David Hebrew: דָּוִד, Modern David Tiberian dɔwið, "beloved"; Arabic: دَاوُۥدَ, Dāwud; Greek: Δαβιδ was the second king of the united Kingdom of Israel according to the Bible. He is depicted as a righteous king, although not without fault, as well as an acclaimed warrior, musician and poet, traditionally credited for composing many of the psalms contained in the Book of Psalms.
Thiele dates his life to c.1040–970 BC, his reign over Judah c.1010–1003 BC, and his reign over the united Kingdom of Israel c.1003–970 BC. The Books of Samuel  are the only source of information on his life and reign, although the Tel Dan stele records the existence in the mid-9th century of a Judean royal dynasty called the "House of David".
David's life is particularly important to Jewish, Christian, and Islamic culture. In Islam, David (Dawood) is a prophet and the king of a nation, as well as the young warrior who slew Goliath before gaining power and ruling his kingdom. He is remembered for his eloquent speech and the beautiful recitation of God's word.
David is regarded by both tradition and modern scholarship as the greatest ruler of the combined states of Israel and Judah. He was able to free them from the control of the Philistines and to gain a measure of domination over some of the neighboring states (Edom, Moab, Ammon) and some of the Aramean states of Syria. At the same time he established treaty relations with Tyre and Hamath. He also extended the territories of Judah and Israel to include a number of major Canaanite cities and took Jerusalem by conquest. It became his capital and remained the ruling center of Judah until the end of the monarchy.
There are no references to David in any historical source outside the Bible. One contemporary ruler, Hiram of Tyre, mentioned in 2 Samuel 5:11, is known from other historical sources, but the correlation of the chronologies of the two kings remains problematic.
The assessment of David's career is based upon sources in 1 Samuel 16 through 1 Kings 2. Some of these that mention his military activities reflect annalistic or formal documents. These are now embedded within two literary works often regarded as nearly contemporary with David and an important witness to the events: the story of David's rise to power ( 1 Sm. 16 through 2 Sm. 2:7, 2 Sm. 5), and the court history, or succession story (2 Sm. 2:8–4:12, 6:16, 6:20–23; 2 Sm. 9–20; 1 Kgs. 1–2). It remains less clear how 2 Samuel 6–8 relates to either of these works or how they all fit into the larger history of the monarchy. The materials in 2 Samuel 21–24 are supplemental additions that do not belong to the other sources.

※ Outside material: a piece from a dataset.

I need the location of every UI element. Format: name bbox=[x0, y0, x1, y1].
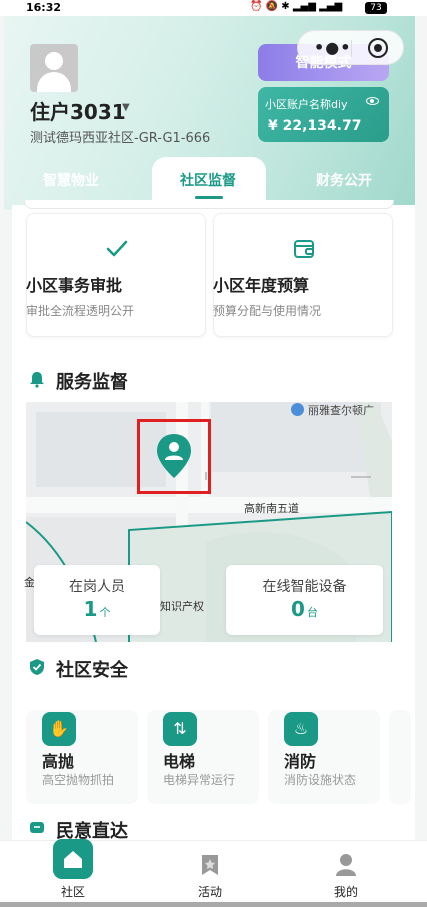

There are, however, two serious questions about this literary analysis. First, the identification of a distinct literary work, the story of David's rise to power, may be doubted, since it may be viewed as a continuation of earlier materials in Samuel and as having strong ties to the rest of the so-called Deuteronomist's history of the monarchy—in which case it would be a work of the exilic period. Second, the court history was not originally part of this history but constitutes a later addition with quite a different perspective. If these two views can be sustained, then both works are comparatively late, and great caution must be exercised in using them as historical sources for the time of David.
Whatever their historical value might be, the literary works within 1 Samuel 16 through 1 Kings 2 establish David's place within the Israelite-Jewish tradition. Two quite different views of David's character and his significance for later Israel are given in these works.
David in the Psalms
David is directly mentioned in only a few psalms (78, 89, and 132), those that make reference to the dynastic promise, all of which are dependent upon Samuel and Kings. In the Hebrew scriptures the superscriptions, which are all late, and which modern scholarship considers secondary additions, attribute seventy-three psalms to David. This continues the tradition of David's association with the sacred music of the Temple. But in a number of instances the individual laments (e.g., Ps. 51) are associated with particular events in David's life. Thus the psalms that were originally anonymous become increasingly associated with the figure of David.
David in Prophecy
While the royal ideology had at most a minor place in preexilic prophecy, it was only in late prophecy and in exilic and postexilic editing of prophetic books that the dynastic promise to David plays a major role in visions of the future. Hope is expressed for the restoration of the Davidic dynasty and times of prosperity. In their most elaborate form these prophecies predict an "anointed one" (the Messiah) who would manifest all the idealized attributes of royalty, liberate Israel from its enemies, and bring in the reign of Yahveh.